Baseando-se em alguns Sutras (referenciados no fim deste artigo), especialmente no Sutra de Vimalakirti, e também em alguns filósofos que compreenderam o espírito do Dharma, este artigo pretende orientar Budistas contemporâneos a buscarem corretamente a Iluminação, mesmo em meio à vida agitada e degenerada dos nossos dias.

“Naquele altura, vivia na grande cidade de Vaisali um certo Licchavi, conhecido pelo nome de Vimalakirti. Tendo servido antigos Budas, tinha gerado as raízes da virtude, honrando-os e fazendo-lhes oferecimentos. Ele tinha alcançado tolerância assim como também eloquência. Praticou a Perfeição da Sabedoria. Tinha atingido o poder dos encantamentos e do não temor. Tinha conquistado todos os demônios e oponentes. Tinha penetrado o modo profundo do Dharma. Era libertado pela transcendência da sabedoria. Tendo integrado a sua realização com a destreza na técnica de libertação, ele era especialista sabendo os pensamentos e acusações dos seres vivos. Sabendo a força ou fraqueza das faculdades deles, e sendo talentoso com eloquência sem rival, ele ensinou o Dharma adequadamente a cada um. Tendo-se aplicado energicamente ao Mahayana, entendeu e realizou as suas tarefas com grande subtileza. Viveu com o comportamento de um Buda, e a sua inteligência superior era tão grande quanto um oceano. Era elogiado, honrado, e recomendado por todos os Budas, respeitado por Indra, Brahma, e todos os Lokapalas. Para desenvolver os seres vivos com a sua habilidade na técnica de libertação, ele vivia na grande cidade de Vaisali.”
Sutra de Vimalakirti – Capítulo 1

Vimalakirti

Vimalakirti era um cidadão rico de Vaisali (atual Bsarh), seu nome significa “aquele que tem fama sem nódoas”. O Sutra que leva seu nome, de forma geral, aconselha ao aspirante pela Iluminação uma série de medidas, a maioria, senão todas, associadas com a visualização de uma realidade além de bem e mal e além da aparente relação entre entes substanciais, incentivando a perspectiva do vazio – shunya. Um ente substancial pode ser entendido como algo que possua uma realidade objetiva que permanece imutável. Segundo Aristóteles, é o suporte ou substrato pelo qual a matéria se constitui em algo seguindo uma forma. O filósofo divide a substância em duas:

A substância primeira refere-se aos seres particulares, individuais, realmente existentes, na qual podemos ter sensações (referência imediata). Já a substância segunda refere-se aos universais abstraídos dos indivíduos (por isso são referências mediadas pelo pensamento, pelo raciocínio). Sua existência depende dos indivíduos, que são classificados em gêneros e espécies. A substância é sempre sujeito, isto é, aquilo do que se fala, do que se atribui.

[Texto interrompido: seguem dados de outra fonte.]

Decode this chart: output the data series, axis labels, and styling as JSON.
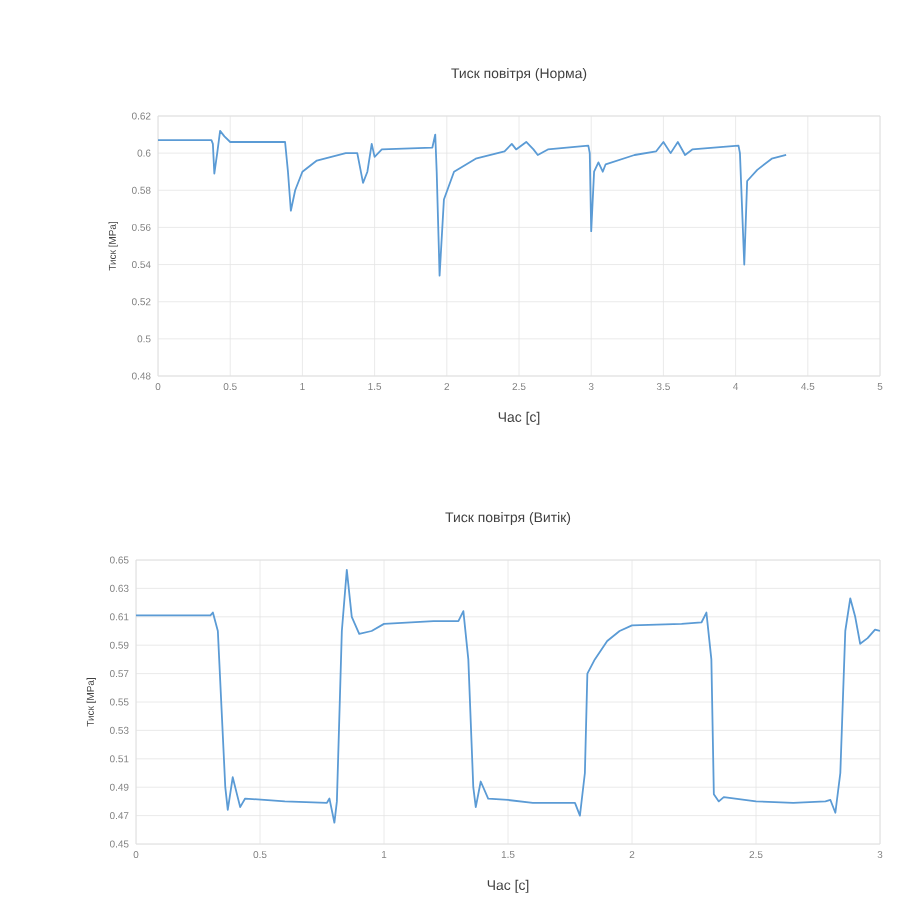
{
  "chart_data": [
    {
      "type": "line",
      "title": "Тиск повітря (Норма)",
      "xlabel": "Час [с]",
      "ylabel": "Тиск [MPa]",
      "xlim": [
        0,
        5
      ],
      "xticks": [
        0,
        0.5,
        1,
        1.5,
        2,
        2.5,
        3,
        3.5,
        4,
        4.5,
        5
      ],
      "ylim": [
        0.48,
        0.62
      ],
      "yticks": [
        0.48,
        0.5,
        0.52,
        0.54,
        0.56,
        0.58,
        0.6,
        0.62
      ],
      "grid": true,
      "series": [
        {
          "color": "#5b9bd5",
          "x": [
            0,
            0.37,
            0.38,
            0.39,
            0.41,
            0.43,
            0.46,
            0.5,
            0.88,
            0.9,
            0.92,
            0.95,
            1.0,
            1.1,
            1.3,
            1.38,
            1.42,
            1.45,
            1.48,
            1.5,
            1.55,
            1.9,
            1.92,
            1.93,
            1.95,
            1.98,
            2.05,
            2.2,
            2.4,
            2.45,
            2.48,
            2.55,
            2.6,
            2.63,
            2.7,
            2.98,
            2.99,
            3.0,
            3.02,
            3.05,
            3.08,
            3.1,
            3.3,
            3.45,
            3.5,
            3.55,
            3.6,
            3.65,
            3.7,
            4.02,
            4.03,
            4.06,
            4.08,
            4.15,
            4.25,
            4.35
          ],
          "values": [
            0.607,
            0.607,
            0.605,
            0.589,
            0.6,
            0.612,
            0.609,
            0.606,
            0.606,
            0.59,
            0.569,
            0.58,
            0.59,
            0.596,
            0.6,
            0.6,
            0.584,
            0.59,
            0.605,
            0.598,
            0.602,
            0.603,
            0.61,
            0.59,
            0.534,
            0.575,
            0.59,
            0.597,
            0.601,
            0.605,
            0.602,
            0.606,
            0.602,
            0.599,
            0.602,
            0.604,
            0.6,
            0.558,
            0.59,
            0.595,
            0.59,
            0.594,
            0.599,
            0.601,
            0.606,
            0.6,
            0.606,
            0.599,
            0.602,
            0.604,
            0.6,
            0.54,
            0.585,
            0.591,
            0.597,
            0.599
          ]
        }
      ]
    },
    {
      "type": "line",
      "title": "Тиск повітря (Витік)",
      "xlabel": "Час [с]",
      "ylabel": "Тиск [MPa]",
      "xlim": [
        0,
        3
      ],
      "xticks": [
        0,
        0.5,
        1,
        1.5,
        2,
        2.5,
        3
      ],
      "ylim": [
        0.45,
        0.65
      ],
      "yticks": [
        0.45,
        0.47,
        0.49,
        0.51,
        0.53,
        0.55,
        0.57,
        0.59,
        0.61,
        0.63,
        0.65
      ],
      "grid": true,
      "series": [
        {
          "color": "#5b9bd5",
          "x": [
            0,
            0.3,
            0.31,
            0.33,
            0.36,
            0.37,
            0.39,
            0.41,
            0.42,
            0.44,
            0.6,
            0.77,
            0.78,
            0.8,
            0.81,
            0.83,
            0.85,
            0.87,
            0.9,
            0.95,
            1.0,
            1.2,
            1.3,
            1.32,
            1.34,
            1.36,
            1.37,
            1.39,
            1.42,
            1.5,
            1.6,
            1.77,
            1.79,
            1.81,
            1.82,
            1.85,
            1.9,
            1.95,
            2.0,
            2.2,
            2.28,
            2.3,
            2.32,
            2.33,
            2.35,
            2.37,
            2.5,
            2.65,
            2.78,
            2.8,
            2.82,
            2.84,
            2.86,
            2.88,
            2.9,
            2.92,
            2.95,
            2.98,
            3.0
          ],
          "values": [
            0.611,
            0.611,
            0.613,
            0.6,
            0.49,
            0.474,
            0.497,
            0.483,
            0.476,
            0.482,
            0.48,
            0.479,
            0.482,
            0.465,
            0.48,
            0.6,
            0.643,
            0.61,
            0.598,
            0.6,
            0.605,
            0.607,
            0.607,
            0.614,
            0.58,
            0.49,
            0.476,
            0.494,
            0.482,
            0.481,
            0.479,
            0.479,
            0.47,
            0.5,
            0.57,
            0.58,
            0.593,
            0.6,
            0.604,
            0.605,
            0.606,
            0.613,
            0.58,
            0.485,
            0.48,
            0.483,
            0.48,
            0.479,
            0.48,
            0.481,
            0.472,
            0.5,
            0.6,
            0.623,
            0.61,
            0.591,
            0.595,
            0.601,
            0.6
          ]
        }
      ]
    }
  ]
}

De acordo com Descartes, o termo substância significa aquilo que permanece constante depois de toda e qualquer transformação. Como, por ilustração, é sabido empiricamente que a substância água permanece água em seus três estados físicos ou como alguém chamado João continua sendo a mesma pessoa desde a infância à velhice (o João não se transforma em Pedro no decorrer da vida, por exemplo).

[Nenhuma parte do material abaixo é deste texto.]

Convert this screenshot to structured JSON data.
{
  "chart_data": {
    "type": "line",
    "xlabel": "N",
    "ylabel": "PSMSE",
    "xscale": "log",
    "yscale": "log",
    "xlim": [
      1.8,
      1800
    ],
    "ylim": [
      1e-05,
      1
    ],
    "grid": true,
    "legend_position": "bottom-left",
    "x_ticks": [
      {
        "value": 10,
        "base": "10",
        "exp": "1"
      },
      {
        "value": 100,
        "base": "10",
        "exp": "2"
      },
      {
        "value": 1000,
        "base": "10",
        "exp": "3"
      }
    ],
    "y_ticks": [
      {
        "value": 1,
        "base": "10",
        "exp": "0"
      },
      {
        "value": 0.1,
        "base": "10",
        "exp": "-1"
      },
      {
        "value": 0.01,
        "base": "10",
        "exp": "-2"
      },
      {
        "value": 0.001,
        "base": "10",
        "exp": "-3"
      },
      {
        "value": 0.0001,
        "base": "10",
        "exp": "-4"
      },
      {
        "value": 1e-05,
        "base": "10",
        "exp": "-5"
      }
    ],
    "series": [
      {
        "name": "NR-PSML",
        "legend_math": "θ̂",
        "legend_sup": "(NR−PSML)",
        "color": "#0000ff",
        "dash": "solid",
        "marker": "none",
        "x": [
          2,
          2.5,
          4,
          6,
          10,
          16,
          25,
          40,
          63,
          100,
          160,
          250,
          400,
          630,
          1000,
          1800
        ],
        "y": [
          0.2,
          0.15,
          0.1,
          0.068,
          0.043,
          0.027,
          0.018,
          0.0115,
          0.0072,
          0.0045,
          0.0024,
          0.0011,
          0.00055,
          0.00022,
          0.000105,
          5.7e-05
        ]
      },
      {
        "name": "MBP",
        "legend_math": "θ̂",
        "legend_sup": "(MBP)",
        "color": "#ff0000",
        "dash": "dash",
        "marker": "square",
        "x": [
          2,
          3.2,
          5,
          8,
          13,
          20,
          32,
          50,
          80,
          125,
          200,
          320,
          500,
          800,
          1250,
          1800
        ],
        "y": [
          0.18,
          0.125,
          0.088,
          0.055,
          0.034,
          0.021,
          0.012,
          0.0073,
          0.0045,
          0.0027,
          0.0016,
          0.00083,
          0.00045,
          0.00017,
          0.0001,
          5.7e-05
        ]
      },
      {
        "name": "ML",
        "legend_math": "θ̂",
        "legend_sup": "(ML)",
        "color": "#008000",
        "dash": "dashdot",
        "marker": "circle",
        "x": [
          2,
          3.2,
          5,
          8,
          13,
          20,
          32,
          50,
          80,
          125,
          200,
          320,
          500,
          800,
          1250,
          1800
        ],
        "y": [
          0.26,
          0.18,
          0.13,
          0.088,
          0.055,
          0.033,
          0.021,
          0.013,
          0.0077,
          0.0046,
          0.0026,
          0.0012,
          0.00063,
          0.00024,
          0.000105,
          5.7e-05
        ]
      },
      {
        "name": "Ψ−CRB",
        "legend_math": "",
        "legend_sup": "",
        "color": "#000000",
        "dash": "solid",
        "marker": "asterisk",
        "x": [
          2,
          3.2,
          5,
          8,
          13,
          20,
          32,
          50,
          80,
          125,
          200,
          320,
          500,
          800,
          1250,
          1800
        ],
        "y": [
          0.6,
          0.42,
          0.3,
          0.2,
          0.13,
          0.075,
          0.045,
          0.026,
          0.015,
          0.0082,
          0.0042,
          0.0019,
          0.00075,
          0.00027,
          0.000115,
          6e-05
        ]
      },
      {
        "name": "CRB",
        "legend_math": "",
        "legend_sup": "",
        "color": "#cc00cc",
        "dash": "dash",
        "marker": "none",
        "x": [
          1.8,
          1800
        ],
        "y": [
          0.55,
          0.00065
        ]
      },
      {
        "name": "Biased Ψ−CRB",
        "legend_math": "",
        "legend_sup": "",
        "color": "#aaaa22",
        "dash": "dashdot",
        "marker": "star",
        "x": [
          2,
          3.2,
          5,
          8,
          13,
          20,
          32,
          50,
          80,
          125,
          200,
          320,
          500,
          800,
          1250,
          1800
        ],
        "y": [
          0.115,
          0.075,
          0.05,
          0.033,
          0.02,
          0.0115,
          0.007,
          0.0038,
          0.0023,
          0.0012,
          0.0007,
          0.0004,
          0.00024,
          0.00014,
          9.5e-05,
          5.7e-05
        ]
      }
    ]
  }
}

A filosofia do vazio defende o ponto de vista da não dualidade, fundamentando-se a partir da impossibilidade de traçar distinções nítidas e inequívocas entre as coisas despidas de ser próprio. Com relação à realidade mais alta, não se pode dizer que existe “a coisa em si mesma” (não existe substância). Assim como as coisas, as palavras, as percepções comuns, os julgamentos e até a cognição são desprovidos de realidade objetiva. A perspectiva substancial classifica o entes como separados do todo; não considera o vazio que a tudo permeia. Desta forma, ignora que a manifestação da realidade se desenrola segundo fenômenos condicionados e interdependentes que fazem parte de um único organismo, o Universo. Somente ao deparar-se com o vazio que a consciência pode perceber a não existência de substratos em si mesmos (nada permanece constante, como disse Heráclito, é impossível uma mesma pessoa atravessar o mesmo rios duas vezes). Uma vez que este desvelamento da consciência vai retirando todas as camadas ilusórias, uma nova consciência autônoma, livre de opressões e apegos é construída.

Eternalismo e Niilismo

Uma consciência autônoma não acata de imediato conceitos ordinariamente considerados óbvios ou verdadeiros difundidos pela cultura, ciência ou religião, sem antes debruçar-se sobre estes conceitos e colocá-los à luz dos Ensinamentos de Shakyamuni. Para o Budista, por exemplo, não há espaço para uma interpretação eternalista da realidade. O eternalismo aprisiona a mente numa relação de dependência e esperança alucinatória, que pode vir a se tornar angústia. A crença em uma entidade divina e eterna se dá pela necessidade humana de precisar de um propósito e para o alívio de sua dor perante a finitude. Tal mentira confortável, distorce toda e qualquer reflexão séria sobre a morte e a impermanência, agindo como um empecilho à Iluminação.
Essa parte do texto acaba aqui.